Friday 2 December 2016 | 18–22 pm
Generation is curated by Tate Collective London
Millbank London SW1P 4RG


Image Credit: British School 17th century, The Cholmondeley Ladies c.1600-10, Oil paint on wood, 886 x 1723 mm.Tate.



Late at Tate Britain: Generation will take inspiration from a prominent 17th-century British painting entitled The Cholmondeley Ladies (c. 1600-10), which is currently on display at Tate Britain. Tate Collective London have taken this painting as a creative starting point, pulling together a mix of musicians and artists to explore the themes of family and belonging.

According to the inscription, the painting shows ‘Two Ladies of the Cholmondeley Family, Who were born the same day, Married the same day, And brought to Bed [gave birth] the same day’. Identical at a quick glance, the lace, jewellery and the eye colour of both ladies and infants are in fact subtly different.


The evening will be the final event in this year’s series and will include live music and DJs from a range of backgrounds. KOKOROKO, a young Afrobeat Collective founded in 2014 which combines West African and Inner London influences, will perform soulful, horn-fuelled sound. Musician, Producer and Dalston’s NTS Radio DJ Miles Romans-Hopcroft aka Wu-Lu, will also fill the galleries with contemporary and vintage music.

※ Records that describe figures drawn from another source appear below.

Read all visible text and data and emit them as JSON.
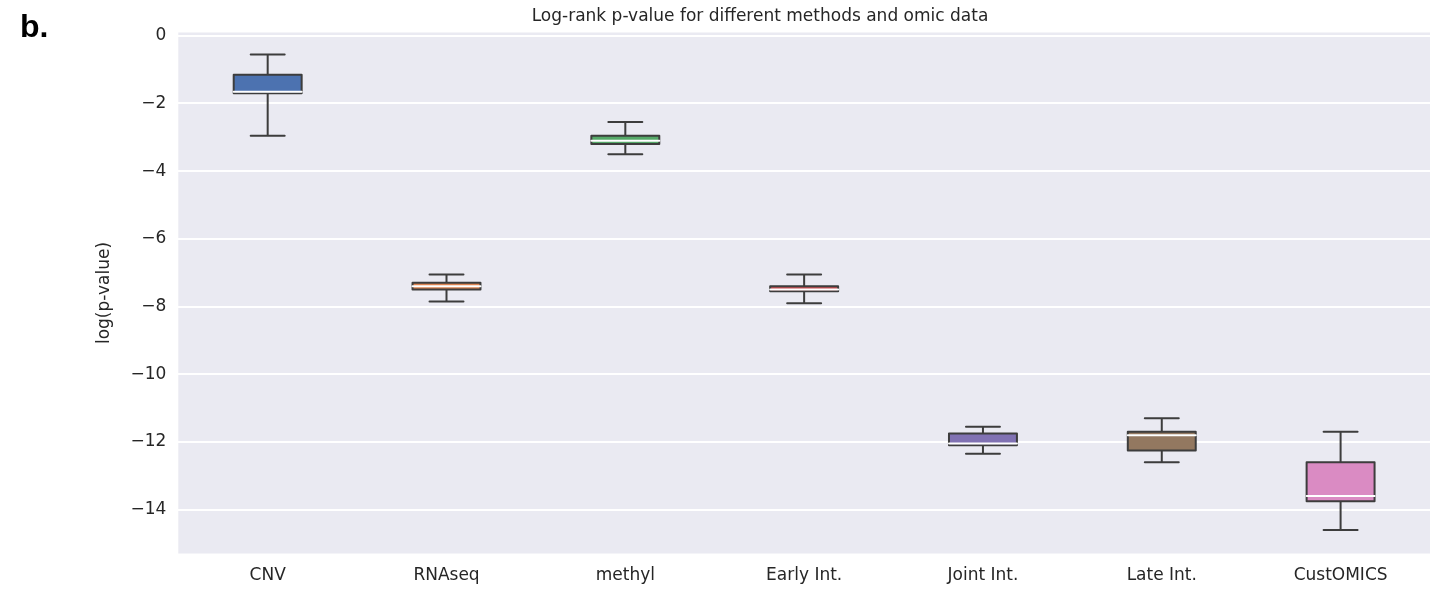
{
  "chart_data": {
    "type": "box",
    "title": "Log-rank p-value for different methods and omic data",
    "ylabel": "log(p-value)",
    "annotations": [
      "b."
    ],
    "categories": [
      "CNV",
      "RNAseq",
      "methyl",
      "Early Int.",
      "Joint Int.",
      "Late Int.",
      "CustOMICS"
    ],
    "colors": [
      "#4c72b0",
      "#dd8452",
      "#55a868",
      "#c44e52",
      "#8172b3",
      "#937860",
      "#da8bc3"
    ],
    "boxes": [
      {
        "low": -2.95,
        "q1": -1.7,
        "median": -1.65,
        "q3": -1.15,
        "high": -0.55
      },
      {
        "low": -7.85,
        "q1": -7.5,
        "median": -7.4,
        "q3": -7.3,
        "high": -7.05
      },
      {
        "low": -3.5,
        "q1": -3.2,
        "median": -3.1,
        "q3": -2.95,
        "high": -2.55
      },
      {
        "low": -7.9,
        "q1": -7.55,
        "median": -7.5,
        "q3": -7.4,
        "high": -7.05
      },
      {
        "low": -12.35,
        "q1": -12.1,
        "median": -12.05,
        "q3": -11.75,
        "high": -11.55
      },
      {
        "low": -12.6,
        "q1": -12.25,
        "median": -11.8,
        "q3": -11.7,
        "high": -11.3
      },
      {
        "low": -14.6,
        "q1": -13.75,
        "median": -13.6,
        "q3": -12.6,
        "high": -11.7
      }
    ],
    "ylim": [
      -15.3,
      0.1
    ],
    "yticks": [
      0,
      -2,
      -4,
      -6,
      -8,
      -10,
      -12,
      -14
    ],
    "grid": "y"
  }
}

Curator Nicole Crentsil will lead a panel discussion, discussing a variety of themes such as social mobility and the extent to which technology and digital platforms can influence change.

Visitors will also be invited to take part in a photo sharing session run by online educational archive, Black in the Day. Large scale projections of Black in the Day’s archive, curated by Tate Collective, will also be displayed as part of an exclusive event for Late at Tate Britain. A selection of South London artist Nadine Ijewere’s photography series entitled ‘Same//Difference’ will also be on display, addressing concerns of a generation of young women of interracial or multi-heritage backgrounds lacking representation in fashion and art.


A live experimental theatre performance, co-produced with Tate Collective, will also explore notions of belonging and community. It will take a humorous slant on the painting to invite visitors to think afresh and further encourage a creative dialogue. Circuit’s new ambassador, the fashion designer and stylist Daniel Lismore, will also attend the event.

Late at Tate Britain is curated exclusively by 18-25 year olds from Tate Collective London, who produce a range of free events and festivals for young people to experiment, create and innovate through art and ideas. Late at Tate Britain is part of the Circuitprogramme, led by Tate and funded by Paul Hamlyn Foundation. Circuit is a national programme that engages young people in the arts with a focus on encouraging those with least access to galleries and museums.


Mark Miller, Circuit Programme National Lead said: “For the final event in the 2016 series Late at Tate Britain: Generation, young people on the Circuit programme are working with artists and musicians to bring this iconic British painting of two Tudor ladies to life again, through examining similar notions of family and belonging that influenced the artist who painted the work 400 years ago. Through creative thinking and discussion, we hope the event will encourage young people to explore what family means to them.”

Late at Tate Britain is a free, drop-in event, aimed at an 18+ audience. Spaces are available on a first come, first served basis. Special offer: 50% off current exhibition tickets for under 25’s on production of valid I.D (last entry 21.00).

About Circuit

Circuit is a four year national programme connecting 15–25 year olds to the arts in galleries and museums working in partnership with the youth and cultural sector. Led by Tate and funded by Paul Hamlyn Foundation, it provides opportunities for young people to steer their own learning and create cultural activity across art disciplines. Circuit involves Tate Modern and Tate Britain; Tate Liverpool; Tate St Ives and partners from the Plus Tate network: Firstsite, Colchester; MOSTYN, Llandudno; Nottingham Contemporary; The Whitworth, Manchester; and Wysing Arts Centre and Kettleʼs Yard, Cambridgeshire.

About Paul Hamlyn Foundation

Paul Hamlyn Foundation was established in 1987 by the publisher and philanthropist Paul Hamlyn (1926-2001). Today it is one of the largest independent grant-making foundations in the UK. The Foundation’s mission is to help people overcome disadvantage and lack of opportunity, so that they can realise their potential and enjoy fulfilling and creative lives. It has a particular interest in supporting young people and a strong belief in the importance of the arts. @phf_uk

About Late at Tate

Late at Tate is a programme of after-hours events for young and diverse audiences held at Tate Britain. The programme takes inspiration from the Tate Collection and has featured music, film, fashion and live performance. Late at Tate is a part of Circuit, led by Tate and funded by Paul Hamlyn Foundation. #LateAtTate

About Tate Collective

Tate Collective London plan and develop events for other young people aged 15 – 25 years to create, experiment and engage with the Tate Collection at Tate Britain and Tate Modern. Tate Collective London is a part of Circuit, led by Tate and funded by Paul Hamlyn Foundation.